Maggioranza, lo stato di salute in tre foto

ITALIA. Per misurare lo stato di salute della maggioranza di centrodestra in prossimità delle elezioni europee ed amministrative e dopo un anno e mezzo di governo, oggi si possono scattare tre fotografie.

Prima foto, scenario: Cagliari. Sul palco per il comizio finale della maggioranza alla vigilia del voto sardo stanno, sorridenti e distesi, tutti i leader arrivati da Roma per sostenere il candidato governatore Paolo Truzzu: sindaco di Cagliari, esponente dei giovani meloniani, imposto da Giorgia Meloni a Matteo Salvini che ha provato a impuntarsi nel sostegno al governatore uscente Solinas ma ha dovuto fare marcia indietro di fronte ad una irremovibile presidente del Consiglio decisissima ad andare avanti nella sua marcia di conquista della Sardegna (e di altre Regioni) qualunque fosse la posizione dell’alleato. Ieri sul palco i tre capi del centrodestra hanno mostrato il volto dell’unità e della concordia mostrando di volersi lasciare alle spalle la lite su Solinas-Truzzu. Questo è in effetti un elemento di forza tradizionale dei partiti del centrodestra, sapersi unire e farsi vedere uniti nei momenti che contano: «Ci vogliono far litigare ma governeremo per cinque anni!».
Ma in questo caso c’è un’incognita: i sondaggi non danno per scontata (come sembrava all’inizio) la vittoria di Truzzu che anzi subisce una forte concorrenza della candidata del «campo largo» Pd-M5S Todde (nonostante la scesa in campo fratricida dell’ex governatore Soru ancora forte nell’isola). Alla fine Truzzu dovrebbe farcela, ma se non andasse così molte cose dovrebbero essere ridiscusse, e sicuramente Salvini presenterà il conto all’alleata: sarà più difficile per FdI sottrargli la ricandidatura della leghista Tesei in Umbria, sarà più facile per la Lega piazzare un proprio candidato in Basilicata, oggi retta da un berlusconiano, sarà più imperativo per la maggioranza difenderlo dall’inchiesta avviata sul progetto del Ponte di Messina, anche se il fascicolo della Procura di Roma è contro ignoti e non lo coinvolge personalmente.

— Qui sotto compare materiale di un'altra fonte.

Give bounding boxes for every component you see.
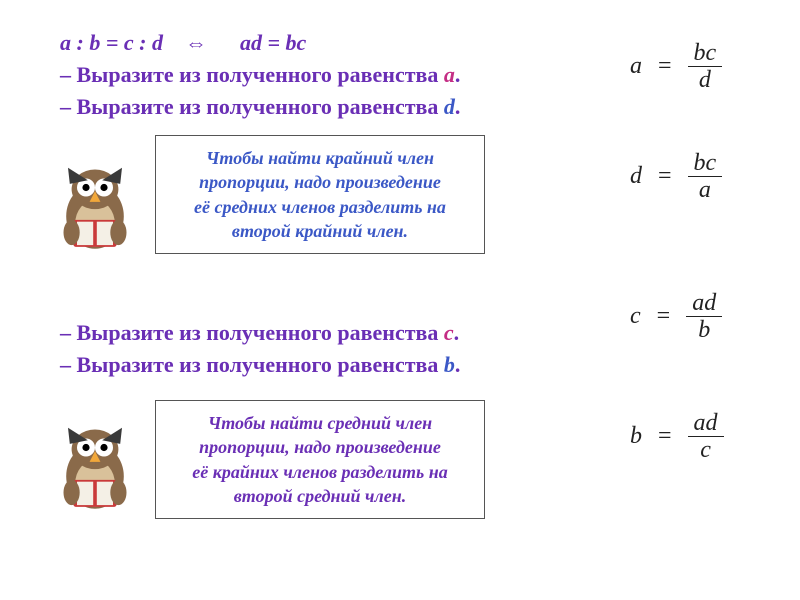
formula-d: d = bc a xyxy=(630,150,722,204)
product-eq: ad = bc xyxy=(240,30,306,55)
outer-rule-l4: второй крайний член. xyxy=(170,219,470,243)
formula-a: a = bc d xyxy=(630,40,722,94)
inner-rule-l1: Чтобы найти средний член xyxy=(170,411,470,435)
express-b-line: – Выразите из полученного равенства b. xyxy=(60,352,460,378)
formula-b-lhs: b xyxy=(630,423,652,450)
var-c: c xyxy=(444,320,454,345)
inner-rule-l4: второй средний член. xyxy=(170,484,470,508)
formula-a-lhs: a xyxy=(630,53,652,80)
express-d-text: – Выразите из полученного равенства xyxy=(60,94,444,119)
formula-d-frac: bc a xyxy=(688,150,723,204)
formula-b-den: c xyxy=(688,437,724,463)
formula-c-den: b xyxy=(686,317,722,343)
formula-c-frac: ad b xyxy=(686,290,722,344)
proportion: a : b = c : d xyxy=(60,30,163,55)
equals-sign: = xyxy=(658,423,682,450)
owl-icon xyxy=(50,420,140,520)
outer-rule-l3: её средних членов разделить на xyxy=(170,195,470,219)
proportion-header: a : b = c : d ⇔ ad = bc xyxy=(60,30,306,56)
var-d: d xyxy=(444,94,455,119)
inner-rule-box: Чтобы найти средний член пропорции, надо… xyxy=(155,400,485,519)
express-a-line: – Выразите из полученного равенства a. xyxy=(60,62,460,88)
equals-sign: = xyxy=(658,163,682,190)
formula-b-frac: ad c xyxy=(688,410,724,464)
express-c-line: – Выразите из полученного равенства c. xyxy=(60,320,459,346)
formula-d-den: a xyxy=(688,177,723,203)
var-b: b xyxy=(444,352,455,377)
outer-rule-l1: Чтобы найти крайний член xyxy=(170,146,470,170)
slide: a : b = c : d ⇔ ad = bc – Выразите из по… xyxy=(0,0,800,600)
outer-rule-l2: пропорции, надо произведение xyxy=(170,170,470,194)
formula-d-lhs: d xyxy=(630,163,652,190)
formula-b: b = ad c xyxy=(630,410,724,464)
express-d-line: – Выразите из полученного равенства d. xyxy=(60,94,460,120)
formula-d-num: bc xyxy=(688,150,723,177)
outer-rule-box: Чтобы найти крайний член пропорции, надо… xyxy=(155,135,485,254)
formula-c-num: ad xyxy=(686,290,722,317)
formula-a-num: bc xyxy=(688,40,723,67)
formula-b-num: ad xyxy=(688,410,724,437)
formula-c: c = ad b xyxy=(630,290,722,344)
express-b-text: – Выразите из полученного равенства xyxy=(60,352,444,377)
inner-rule-l2: пропорции, надо произведение xyxy=(170,435,470,459)
equals-sign: = xyxy=(658,53,682,80)
formula-a-den: d xyxy=(688,67,723,93)
inner-rule-l3: её крайних членов разделить на xyxy=(170,460,470,484)
iff-symbol: ⇔ xyxy=(185,30,207,55)
express-a-text: – Выразите из полученного равенства xyxy=(60,62,444,87)
var-a: a xyxy=(444,62,455,87)
owl-icon xyxy=(50,160,140,260)
formula-a-frac: bc d xyxy=(688,40,723,94)
express-c-text: – Выразите из полученного равенства xyxy=(60,320,444,345)
formula-c-lhs: c xyxy=(630,303,651,330)
equals-sign: = xyxy=(657,303,681,330)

Seconda fotografia, Senato della Repubblica. Oggi si vota l’emendamento della Lega per consentire un terzo mandato ai governatori regionali. Salvini non ha voluto sentir ragioni, non ha voluto ritirare una proposta che vede contrari sia Meloni che Tajani. Il leader della Lega ci tiene troppo: intanto è un suo vecchio pallino, ma poi significa poter ricandidare Zaia per la terza volta in Veneto senza correre il rischio che il Doge viri le sue ambizioni direttamente verso la segreteria nazionale della Lega (soprattutto se alle europee la Lega andasse male). Oggi l’emendamento sarà bocciato con il voto contrario di Forza Italia e Fratelli d’Italia, e non ci sarà – salvo sorprese – l’aiuto di quella parte del Pd che pure sarebbe d’accordo con Salvini sul terzo mandato. Tutti dicono: la bocciatura non costituirà un problema per la maggioranza e il governo, nessun problema, nessun rischio. Ma pochi sono disposti a crederlo.

Terza fotografia, Camera dei Deputati. Carlo Calenda ha deciso di presentare una mozione di sfiducia individuale contro il ministro delle Infrastrutture Matteo Salvini accusato di avere legami con la Russia di Putin e di aver fatto dichiarazioni sulle responsabilità del Cremlino nell’assassinio di Navalny non condivise da Meloni e Tajani, respinte dalla Commissione a Bruxelles, accolte con un coro di critiche un po’ ovunque, in Italia e fuori. La mozione di sfiducia sarà votata dal M5S – lo ha assicurato Conte – e difficilmente il Pd potrà sottrarsi. Chiaro che Forza Italia e FdI voteranno contro ma dovranno argomentare, e non sarà facile difendere il ministro prendendo nello stesso tempo le distanze dalle sue dichiarazioni su Putin e ribadendo la linea ufficiale del governo espressa in ogni sede internazionale e ripetuta da Tajani all’ambasciatore russo convocato alla Farnesina.